En el silencio sólo se escuchaba el rozamiento de la cadena con los piñones que Alejandro provocaba al hacer girar los pedales hacia atrás. La contemplaba con simpatía. Tenía el pelo rubio trenzado en dos coletas que terminaban en dos lazos rojos.
-Bueno, si quieres, te la dejo un rato.
Alicia abrió enormemente los ojos verdes y sonrió.
-¿Me la das?
-No. Te la dejo un rato.
Alicia se subió temerosa y fue dando tumbos alrededor de los distintos bancos de la plaza. Alejandro la observaba con miedo a que se cayera y arañara su bicicleta. Pero pronto fue cogiendo seguridad. Una vez que lo consiguió, le pidió permiso para ir a enseñársela a sus padres. Alejandro observó cómo Alicia subía la cuesta con dificultad mientras su alegría iluminaba la calle entera. Luego buscó en el suelo algo con lo que entretenerse. Había por allí unas chapas y, juntando las manos con las palmas sobre el suelo, dibujó sobre la arena una carretera para sus corredores de metal. Se entretuvo así durante varias horas, mientras Alicia daba vueltas y más vueltas. A veces se alejaba hasta la fuente. Pero volvía y, aunque estaba empapada de sudor, seguía sonriendo.

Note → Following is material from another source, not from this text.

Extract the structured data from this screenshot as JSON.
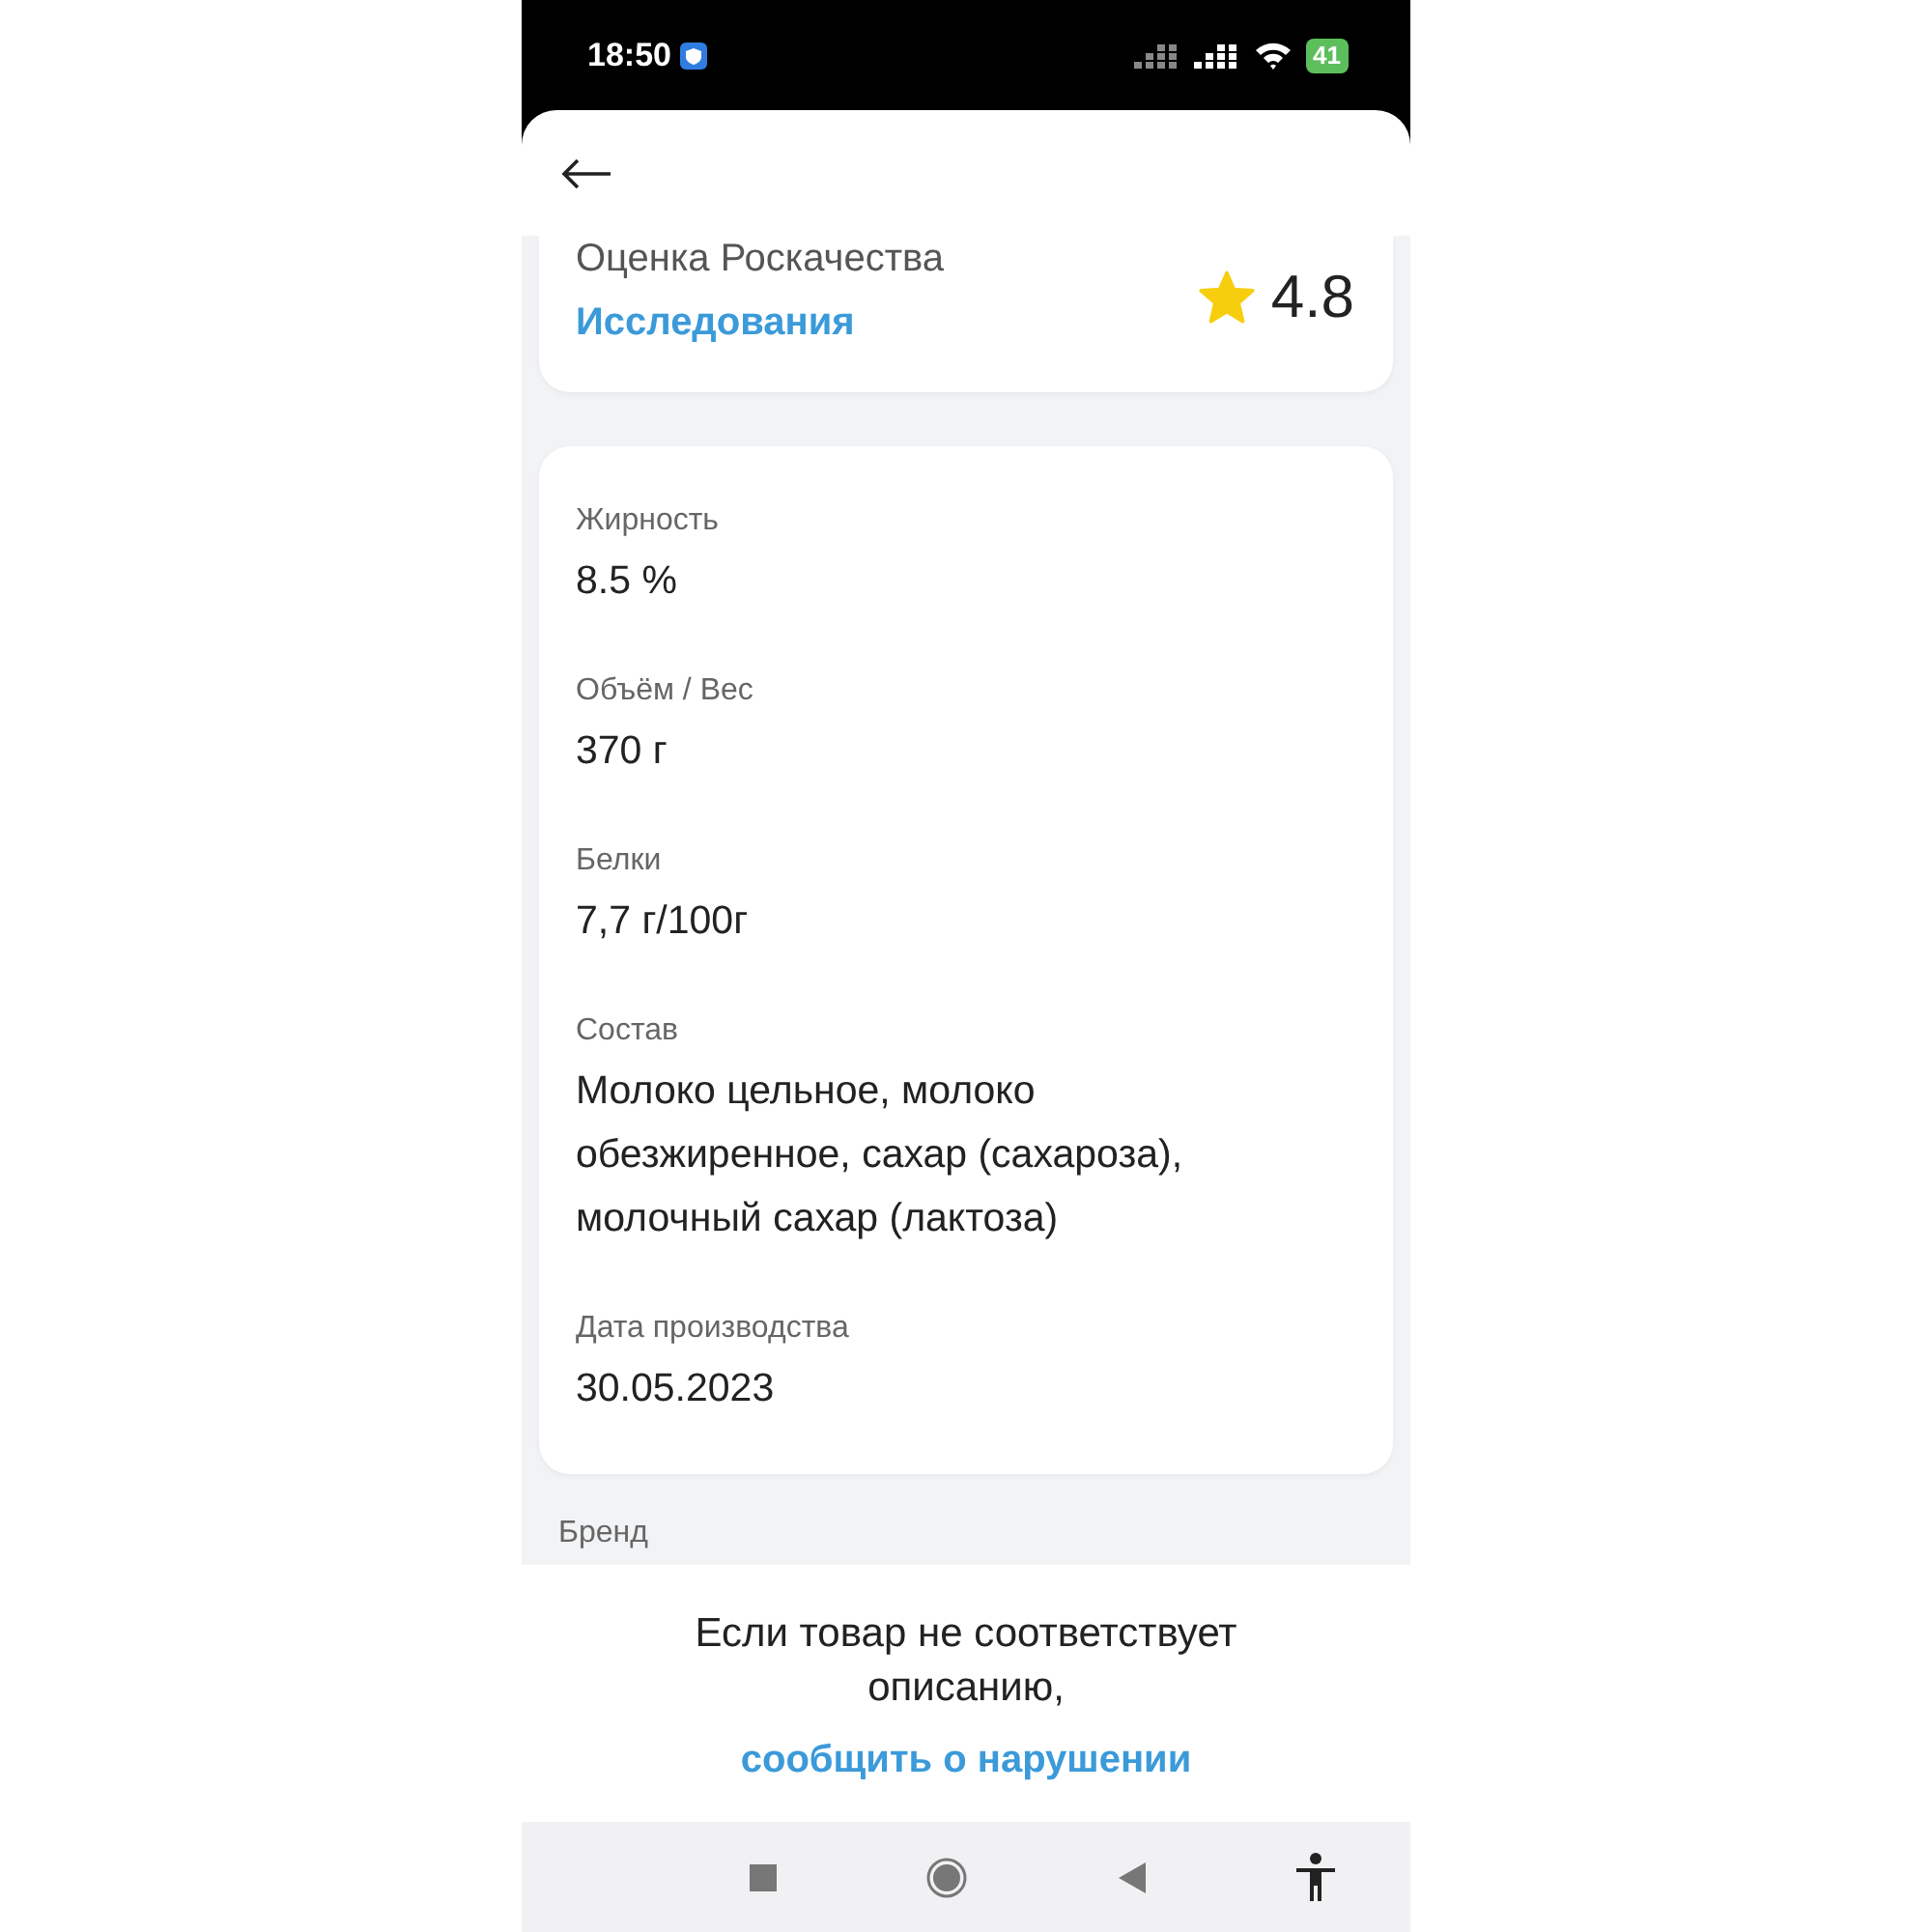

Poco a poco Alejandro se acostumbró a no montar en su bicicleta. Se contentaba con verla sonreír y se dedicaba a jugar a las chapas o con muñecos que preparaba en casa cada día y llevaba en una bolsa con la bicicleta. Ella se subía con cuidado y se paseaba por el pueblo como una reina. Sí, pensó Alejandro, es realmente una princesa. Y no le importó que sus amigos se rieran de él. Pronto sintió como la burla dio paso a la envidia. Sus amigos cada vez pasaban con mayor asiduidad por la plaza. Pese a que allí estaba el bar y sabían que si sus padres les veían cuando salían de jugar la partida de la tarde corrían el riesgo de que les mandaran trabajo. A veces se acercaban para hablar con él y poco a poco también con ella. Alguno le ofreció su propia bicicleta, pero ella seguía prefiriendo la de Alejandro. Ya era su bicicleta. Sí, volvió a pensar, es realmente una princesa. Es mi princesa.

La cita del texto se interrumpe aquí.